Current surface and groundwater storage infrastructure is not adequate for future weather conditions. Family Farm Alliance is one of 220 agriculture and water management organizations lobbying Congress to fix this crisis and invest $49 billion over the next 10 years on repairs and new infrastructure.

“Our Western water infrastructure is crumbling and insufficient to meet growing water demands and more extreme climate events. The current drought clearly underscores the urgency to expand usable supplies to avoid water curtailments and conflict over water supplies in the future,” said executive director Daniel Keppen.

Read the full article here.

Bloomberg Op-Ed: “New Water Wars Are Coming to the American West”

The Bloomberg editorial board supports our coalition’s efforts to include Western water infrastructure in any Congressional infrastructure package.
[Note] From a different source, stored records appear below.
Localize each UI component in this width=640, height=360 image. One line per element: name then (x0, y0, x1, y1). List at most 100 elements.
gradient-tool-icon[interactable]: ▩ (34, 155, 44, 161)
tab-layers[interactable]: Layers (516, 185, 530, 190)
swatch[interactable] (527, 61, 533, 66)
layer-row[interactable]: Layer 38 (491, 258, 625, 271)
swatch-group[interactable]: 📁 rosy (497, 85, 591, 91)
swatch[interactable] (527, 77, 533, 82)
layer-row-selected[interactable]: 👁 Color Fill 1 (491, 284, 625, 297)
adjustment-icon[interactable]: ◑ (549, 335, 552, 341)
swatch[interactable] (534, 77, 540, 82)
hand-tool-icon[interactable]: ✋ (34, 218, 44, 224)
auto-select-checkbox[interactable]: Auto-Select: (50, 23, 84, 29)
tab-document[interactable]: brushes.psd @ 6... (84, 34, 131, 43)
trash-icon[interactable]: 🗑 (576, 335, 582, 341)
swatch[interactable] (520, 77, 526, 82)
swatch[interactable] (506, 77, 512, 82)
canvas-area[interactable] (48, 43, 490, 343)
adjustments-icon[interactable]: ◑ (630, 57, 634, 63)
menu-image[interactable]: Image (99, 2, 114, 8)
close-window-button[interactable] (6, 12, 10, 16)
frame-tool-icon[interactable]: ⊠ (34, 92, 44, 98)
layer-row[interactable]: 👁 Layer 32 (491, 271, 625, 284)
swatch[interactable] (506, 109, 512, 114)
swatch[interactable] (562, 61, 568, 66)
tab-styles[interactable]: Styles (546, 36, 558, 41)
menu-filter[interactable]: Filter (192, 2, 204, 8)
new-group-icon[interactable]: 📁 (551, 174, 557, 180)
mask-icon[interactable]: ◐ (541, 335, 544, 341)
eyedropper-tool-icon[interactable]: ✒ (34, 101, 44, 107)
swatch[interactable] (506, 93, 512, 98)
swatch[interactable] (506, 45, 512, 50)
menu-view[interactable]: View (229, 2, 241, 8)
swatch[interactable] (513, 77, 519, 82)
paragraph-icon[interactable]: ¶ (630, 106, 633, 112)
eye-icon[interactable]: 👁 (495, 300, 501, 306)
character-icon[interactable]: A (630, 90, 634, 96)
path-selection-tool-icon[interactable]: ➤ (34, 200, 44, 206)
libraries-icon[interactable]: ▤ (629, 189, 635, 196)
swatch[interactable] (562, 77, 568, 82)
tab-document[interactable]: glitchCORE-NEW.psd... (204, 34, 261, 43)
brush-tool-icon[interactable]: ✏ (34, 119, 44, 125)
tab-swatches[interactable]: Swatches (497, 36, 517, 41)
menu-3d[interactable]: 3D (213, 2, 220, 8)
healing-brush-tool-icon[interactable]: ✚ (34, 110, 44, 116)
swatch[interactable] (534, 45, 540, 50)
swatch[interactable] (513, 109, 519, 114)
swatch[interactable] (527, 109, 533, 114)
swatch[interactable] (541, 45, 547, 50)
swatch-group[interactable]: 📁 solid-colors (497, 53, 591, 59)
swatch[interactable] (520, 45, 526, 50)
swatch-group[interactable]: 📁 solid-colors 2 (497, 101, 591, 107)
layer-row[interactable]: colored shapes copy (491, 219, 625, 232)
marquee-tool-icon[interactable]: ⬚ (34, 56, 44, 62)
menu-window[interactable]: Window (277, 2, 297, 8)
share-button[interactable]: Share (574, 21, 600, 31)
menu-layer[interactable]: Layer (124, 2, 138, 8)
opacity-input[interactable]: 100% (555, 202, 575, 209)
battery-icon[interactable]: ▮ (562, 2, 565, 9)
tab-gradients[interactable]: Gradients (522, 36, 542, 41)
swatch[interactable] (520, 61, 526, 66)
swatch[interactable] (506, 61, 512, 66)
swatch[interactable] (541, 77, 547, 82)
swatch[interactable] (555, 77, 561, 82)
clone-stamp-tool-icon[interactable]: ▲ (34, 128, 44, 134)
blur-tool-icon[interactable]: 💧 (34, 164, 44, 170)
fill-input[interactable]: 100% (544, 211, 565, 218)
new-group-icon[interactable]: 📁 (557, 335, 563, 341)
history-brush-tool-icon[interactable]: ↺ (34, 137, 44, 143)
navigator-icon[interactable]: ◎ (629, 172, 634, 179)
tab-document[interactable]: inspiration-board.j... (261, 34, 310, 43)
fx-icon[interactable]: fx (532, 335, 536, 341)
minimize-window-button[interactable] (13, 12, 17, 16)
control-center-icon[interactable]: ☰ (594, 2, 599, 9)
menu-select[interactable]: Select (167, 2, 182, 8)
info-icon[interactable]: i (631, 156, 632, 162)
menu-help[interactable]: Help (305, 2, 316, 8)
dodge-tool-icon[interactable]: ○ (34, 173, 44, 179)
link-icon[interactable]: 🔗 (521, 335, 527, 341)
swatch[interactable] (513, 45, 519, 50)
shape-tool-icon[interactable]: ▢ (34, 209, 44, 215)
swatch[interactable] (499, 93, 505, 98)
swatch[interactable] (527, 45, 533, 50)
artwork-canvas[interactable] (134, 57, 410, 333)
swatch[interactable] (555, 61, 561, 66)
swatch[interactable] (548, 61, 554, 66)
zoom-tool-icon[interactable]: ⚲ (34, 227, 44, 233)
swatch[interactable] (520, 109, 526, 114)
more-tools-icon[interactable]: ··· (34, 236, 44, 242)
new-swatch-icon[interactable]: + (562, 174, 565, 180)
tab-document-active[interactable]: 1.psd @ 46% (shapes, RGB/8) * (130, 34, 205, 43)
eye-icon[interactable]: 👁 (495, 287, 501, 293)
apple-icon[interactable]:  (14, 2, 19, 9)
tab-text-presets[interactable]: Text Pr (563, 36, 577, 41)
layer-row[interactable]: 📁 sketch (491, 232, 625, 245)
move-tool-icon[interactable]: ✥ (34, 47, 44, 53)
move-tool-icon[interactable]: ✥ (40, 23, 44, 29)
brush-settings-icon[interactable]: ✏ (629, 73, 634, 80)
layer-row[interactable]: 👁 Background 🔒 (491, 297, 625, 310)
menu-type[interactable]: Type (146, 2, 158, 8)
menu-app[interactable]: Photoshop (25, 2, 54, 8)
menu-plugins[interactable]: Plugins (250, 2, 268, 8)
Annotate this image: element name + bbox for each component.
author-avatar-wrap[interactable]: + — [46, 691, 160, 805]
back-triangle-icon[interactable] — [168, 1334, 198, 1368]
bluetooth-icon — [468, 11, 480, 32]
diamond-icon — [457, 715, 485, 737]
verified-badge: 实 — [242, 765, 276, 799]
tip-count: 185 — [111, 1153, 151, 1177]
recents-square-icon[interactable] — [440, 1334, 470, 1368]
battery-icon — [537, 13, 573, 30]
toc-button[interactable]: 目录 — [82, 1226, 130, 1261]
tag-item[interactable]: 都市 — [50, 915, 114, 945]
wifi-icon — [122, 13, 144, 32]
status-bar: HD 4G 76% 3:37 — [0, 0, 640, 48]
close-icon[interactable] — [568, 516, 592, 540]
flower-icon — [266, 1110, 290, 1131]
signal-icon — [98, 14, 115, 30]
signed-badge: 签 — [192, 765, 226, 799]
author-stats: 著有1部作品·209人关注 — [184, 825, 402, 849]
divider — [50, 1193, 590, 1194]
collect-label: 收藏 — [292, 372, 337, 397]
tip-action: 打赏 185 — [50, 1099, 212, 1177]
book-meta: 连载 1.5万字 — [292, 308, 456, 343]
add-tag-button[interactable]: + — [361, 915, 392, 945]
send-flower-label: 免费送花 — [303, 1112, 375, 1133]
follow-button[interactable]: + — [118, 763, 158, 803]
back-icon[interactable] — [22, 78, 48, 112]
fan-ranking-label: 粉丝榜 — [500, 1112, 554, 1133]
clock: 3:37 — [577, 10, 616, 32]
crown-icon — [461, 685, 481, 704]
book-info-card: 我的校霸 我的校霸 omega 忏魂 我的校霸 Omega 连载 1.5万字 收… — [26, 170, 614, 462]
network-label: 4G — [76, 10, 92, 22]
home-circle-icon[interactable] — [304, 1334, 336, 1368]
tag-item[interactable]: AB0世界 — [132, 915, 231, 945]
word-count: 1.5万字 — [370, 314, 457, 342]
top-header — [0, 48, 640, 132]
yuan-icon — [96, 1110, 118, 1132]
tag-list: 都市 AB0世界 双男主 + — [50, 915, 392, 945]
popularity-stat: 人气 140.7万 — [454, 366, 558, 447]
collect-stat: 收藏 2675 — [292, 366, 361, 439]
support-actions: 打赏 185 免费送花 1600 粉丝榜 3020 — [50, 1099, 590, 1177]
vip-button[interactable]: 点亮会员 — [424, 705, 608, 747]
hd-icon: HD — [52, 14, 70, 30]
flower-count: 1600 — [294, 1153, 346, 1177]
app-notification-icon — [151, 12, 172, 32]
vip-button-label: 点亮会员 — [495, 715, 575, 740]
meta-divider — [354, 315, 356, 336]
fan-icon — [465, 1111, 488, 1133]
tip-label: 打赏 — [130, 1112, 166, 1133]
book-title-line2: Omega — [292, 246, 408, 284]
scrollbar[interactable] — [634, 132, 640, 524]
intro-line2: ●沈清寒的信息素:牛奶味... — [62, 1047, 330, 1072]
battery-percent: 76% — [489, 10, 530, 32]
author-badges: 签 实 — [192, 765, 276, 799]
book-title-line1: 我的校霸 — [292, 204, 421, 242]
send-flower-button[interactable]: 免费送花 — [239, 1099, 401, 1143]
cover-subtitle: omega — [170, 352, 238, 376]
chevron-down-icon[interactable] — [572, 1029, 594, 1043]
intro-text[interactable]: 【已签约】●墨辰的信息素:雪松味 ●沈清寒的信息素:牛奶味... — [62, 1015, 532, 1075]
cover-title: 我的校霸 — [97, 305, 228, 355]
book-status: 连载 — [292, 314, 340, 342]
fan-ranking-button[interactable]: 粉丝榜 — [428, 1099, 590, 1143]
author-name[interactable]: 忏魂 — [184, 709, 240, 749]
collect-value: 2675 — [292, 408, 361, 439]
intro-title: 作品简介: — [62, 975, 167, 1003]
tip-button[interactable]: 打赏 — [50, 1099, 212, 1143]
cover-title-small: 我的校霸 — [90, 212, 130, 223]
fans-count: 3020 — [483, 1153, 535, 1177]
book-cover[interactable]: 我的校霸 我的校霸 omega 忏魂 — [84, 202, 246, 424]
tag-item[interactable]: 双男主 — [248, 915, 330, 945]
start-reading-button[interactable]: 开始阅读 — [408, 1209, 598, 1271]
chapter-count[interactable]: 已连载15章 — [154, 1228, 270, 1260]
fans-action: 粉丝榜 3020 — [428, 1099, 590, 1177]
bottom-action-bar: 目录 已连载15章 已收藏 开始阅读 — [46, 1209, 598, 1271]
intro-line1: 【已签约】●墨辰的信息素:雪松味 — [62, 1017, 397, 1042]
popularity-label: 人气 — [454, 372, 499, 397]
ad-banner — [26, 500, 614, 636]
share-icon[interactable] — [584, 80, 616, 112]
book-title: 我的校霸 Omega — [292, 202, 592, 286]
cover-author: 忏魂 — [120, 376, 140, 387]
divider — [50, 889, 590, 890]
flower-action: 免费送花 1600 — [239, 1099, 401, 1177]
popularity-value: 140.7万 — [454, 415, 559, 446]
We are pleased the article highlights points we have made publicly, including in recent testimony before Congress.

They highlight the need by sharing the current Klamath River Basin clash between farmers, federal officials, and other stakeholders, such as indigenous tribes. According to the author, “The Klamath rebellion is the worst case for now — most Western water resources are peacefully managed during drought years, and many become more efficient and innovative. But it represents the kind of resource wars that could ripple throughout the West in the coming decades — perhaps even the coming months.”

The article wraps up with a warning that echoes the Alliance’s concerns:

“Water is the lifeblood of any economy — without it, there can be no agriculture (which accounts for more than 70% of global freshwater demand), no food sovereignty, no renewable hydropower and no economic growth. If we don’t plan ahead, many American states in and beyond the West will be embroiled in resource wars.”

Read the full article here.

Arizona Capital Times: “Wanted — water infrastructure funding”And lastly, to put things into perspective, leaders of the Arizona Agribusiness and Water Council, National Water Resources Association, and the Family Farm Alliance. Alliance co-authored this recent op-ed piece for the Arizona Capitol Times: “Wanted – Water Infrastructure Funding”.

“These are the worst levels in the U.S. Drought Monitor’s 21-year history,” the authors write. “Perhaps the only silver lining in this disaster is that it will hopefully draw public and political attention of the need to take immediate action to help better manage impacts to water resources from drought in the West.”

Read the full article here.

We will continue to keep you informed on this and other developments impacting Western irrigated agriculture.